Kehidupan seks adalah bagian penting dari pernikahan. Karena Tuhan merancangnya sebagai sesuatu yang sah dilakukan oleh suami istri sekaligus menjadi cara terbaik untuk merawat dan menjaga hubungan di antara mereka.
Membaca 1 Korintus
7: 1-5 bisa sangat membantu kamu untuk memahami soal kehidupan seks dalam pernikahan.
Sebaliknya, mereka yang sama sekali tak memahami peran seks dalam pernikahan hanya
akan menyalahgunakan seks kepada pasangannya. Salah satunya adalah memaksakan hasrat seksualitas kepada pasangan bahkan melakukannya dengan tindakan kekerasan fisik.
Lalu salahkah
kalau istri Kristen menolak berhubungan intim saat suami menginginkannya? Dari 1
Korintus 7: 5 di atas, rasul Paulus menegaskan “supaya setiap pasangan jangan saling menjauhi, kecuali dengan persetujuan
bersama untuk sementara waktu.” Pernikahan adalah keputusan bagi suami dan
istri untuk saling melayani satu sama lain, baik dalam hal kehidupan seksual maupun aspek kehidupan lainnya.
Seks dalam pernikahan
tidak sama dengan tindakan amoral seperti pemerkosaan di luar sana. Dimana wanita
dipaksa dan diperlakukan seenaknya hanya demi memuaskan keinginan daging seorang
pria. Justru untuk mencegah tindakan itulah pernikahan ada dan menjadi satu lembaga dimana wanita mendapat perlindungan dari suaminya yang sah.
Meskipun rasul
Paulus menyampaikan bahwa baik suami dan istri harus memenuhi kewajiban pasangannya,
termasuk dalam hal kehidupan seks. Tapi bukan berarti suami bisa memperlakukan istri
seenaknya saja. Bagaimanapun juga istri perlu merasa dicintai supaya kewajibannya kepada suami dapat diwujudkan.
Seorang suami
tidak seharusnya egois. Saat istri benar-benar menolak untuk berhubungan intim,
suami harusnya menghormati alasannya, apakah itu karena dia baru saja melahirkan, atau sedang tidak enak badan, atau karena alasan lain.
Jika alasan-alasan
ini cukup penting, lebih baik jika istri juga membicarakannya bersama suami. Sampaikan
semua yang istri rasakan dan alami. Suami akan lebih menghargainya jika dia tahu persis kondisi yang dialami istrinya.
Terkait hal
ini, Tuhan juga menetapkan standar yang sangat tinggi kepada seorang suami. Dimana
seorang suami yang memaksakan hasrat seksnya atau yang tidak bertanggung jawab atas
kebutuhan dan kesejahteraan istrinya adalah suami yang tidak benar. Seorang suami
bertanggung jawab untuk mencintai istrinya dan menempatkan kebutuhan istri di atas kebutuhannya sendiri.

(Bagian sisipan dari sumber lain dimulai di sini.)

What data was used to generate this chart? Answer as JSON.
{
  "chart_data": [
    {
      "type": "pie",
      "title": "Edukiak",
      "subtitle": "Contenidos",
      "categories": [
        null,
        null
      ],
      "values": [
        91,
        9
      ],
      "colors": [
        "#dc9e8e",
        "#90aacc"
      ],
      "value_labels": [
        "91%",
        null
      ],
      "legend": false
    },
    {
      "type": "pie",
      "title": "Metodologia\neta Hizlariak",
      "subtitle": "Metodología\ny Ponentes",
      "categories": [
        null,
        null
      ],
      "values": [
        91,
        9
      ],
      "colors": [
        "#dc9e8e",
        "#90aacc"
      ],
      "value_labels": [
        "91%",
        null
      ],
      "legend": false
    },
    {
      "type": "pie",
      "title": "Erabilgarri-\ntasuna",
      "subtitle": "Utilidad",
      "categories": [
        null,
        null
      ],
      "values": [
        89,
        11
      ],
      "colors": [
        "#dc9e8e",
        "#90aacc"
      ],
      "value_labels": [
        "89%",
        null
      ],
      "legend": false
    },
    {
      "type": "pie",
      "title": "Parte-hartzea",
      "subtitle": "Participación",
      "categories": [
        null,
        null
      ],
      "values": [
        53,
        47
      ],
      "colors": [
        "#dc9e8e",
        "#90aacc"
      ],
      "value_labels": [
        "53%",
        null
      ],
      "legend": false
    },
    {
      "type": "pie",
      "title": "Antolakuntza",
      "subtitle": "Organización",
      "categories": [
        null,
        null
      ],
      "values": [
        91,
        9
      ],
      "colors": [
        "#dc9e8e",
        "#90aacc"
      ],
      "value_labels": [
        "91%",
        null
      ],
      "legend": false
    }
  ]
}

“Hai suami, kasihilah isterimu sebagaimana Kristus
telah mengasihi jemaat dan telah menyerahkan diri-Nya baginya..” (Efesus 5: 25)
Hal terpenting
dalam pernikahan adalah bagaimana suami dan istri bisa sama-sama melekat pada firman
Tuhan dan menghormati-Nya sebagai kepala tertinggi dari tiap rumah tangga. Seiring
dengan itu, suami istri akan bisa saling menghormati satu sama lain, bukan cuma
soal pemenuhan kebutuhan tapi juga soal kehidupan seks.